The prospective candidates are then checked against their score on Liberalist, a Liberal database, to make sure they are Liberal enough to make the cut and that their donation records are up to date. If the fact that a sitting judge is telling ministerial staff who should be appointed to the bench, and where, does not raise red flags, then the fact that they are being graded on their partisanship should.
It is no secret that the Liberals always put their friends before the rest of Canadians. No clearer example of this can be found than that of the President of the Queen's Privy Council, the member for Beauséjour, letting his family and friends jump the queue as we saw with clam scam, where the member awarded a lucrative fishing contract to family when he was the minister of fisheries. With that track record, it is no surprise that five of six recent judicial appointments in New Brunswick have personal connections to that member.

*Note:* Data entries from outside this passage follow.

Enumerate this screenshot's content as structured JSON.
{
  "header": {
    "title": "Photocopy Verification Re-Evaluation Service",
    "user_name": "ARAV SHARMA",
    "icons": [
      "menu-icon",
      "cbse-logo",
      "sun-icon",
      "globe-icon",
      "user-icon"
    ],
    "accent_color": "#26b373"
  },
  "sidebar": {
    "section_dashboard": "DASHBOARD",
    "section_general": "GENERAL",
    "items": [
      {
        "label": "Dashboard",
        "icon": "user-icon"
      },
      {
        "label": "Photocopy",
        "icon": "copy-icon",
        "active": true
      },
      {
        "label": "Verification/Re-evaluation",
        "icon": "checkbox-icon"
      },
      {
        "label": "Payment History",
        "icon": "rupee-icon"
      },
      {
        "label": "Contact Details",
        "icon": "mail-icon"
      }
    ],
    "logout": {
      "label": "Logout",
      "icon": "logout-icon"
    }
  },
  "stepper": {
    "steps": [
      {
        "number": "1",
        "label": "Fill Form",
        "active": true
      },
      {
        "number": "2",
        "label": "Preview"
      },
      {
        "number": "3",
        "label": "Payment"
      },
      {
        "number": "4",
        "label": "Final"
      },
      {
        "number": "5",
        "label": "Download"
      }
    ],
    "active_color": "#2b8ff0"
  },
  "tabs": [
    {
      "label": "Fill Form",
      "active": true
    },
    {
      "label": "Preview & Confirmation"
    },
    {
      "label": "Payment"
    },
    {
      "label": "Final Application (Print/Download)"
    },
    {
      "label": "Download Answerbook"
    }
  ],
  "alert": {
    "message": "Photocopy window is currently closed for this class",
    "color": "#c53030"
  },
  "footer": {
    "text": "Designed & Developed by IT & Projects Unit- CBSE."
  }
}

A neighbour, a family relative and three lawyers who helped retire debts from his unsuccessful 2008 leadership bid were all appointed to the bench in New Brunswick, again raising red flags that the Liberals' merit-based appointment process might not be so merit-based after all, and that they are indeed partisan patronage appointments.
It really comes down to ethics. We have seen that the Liberal government seems to throw ethical considerations by the wayside and step over the ethical line repeatedly. Again, it is no surprise that the Liberal appointment process is certainly not merit-based but is in fact an exercise in partisanship. That is exactly why Canadians are losing faith in public institutions that they pay for and that they expect to operate at the highest ethical level.
We have witnessed a steady degradation of the public trust over the last five years and Canadians are left with a feeling that two sets of rules exist in Canada: one for the governing class and one for those they govern. Canadians deserve to have confidence in their public institutions and deserve to have a government that upholds those institutions.
When will the Liberal government realize that very thing, and put everyday Canadians ahead of their friends?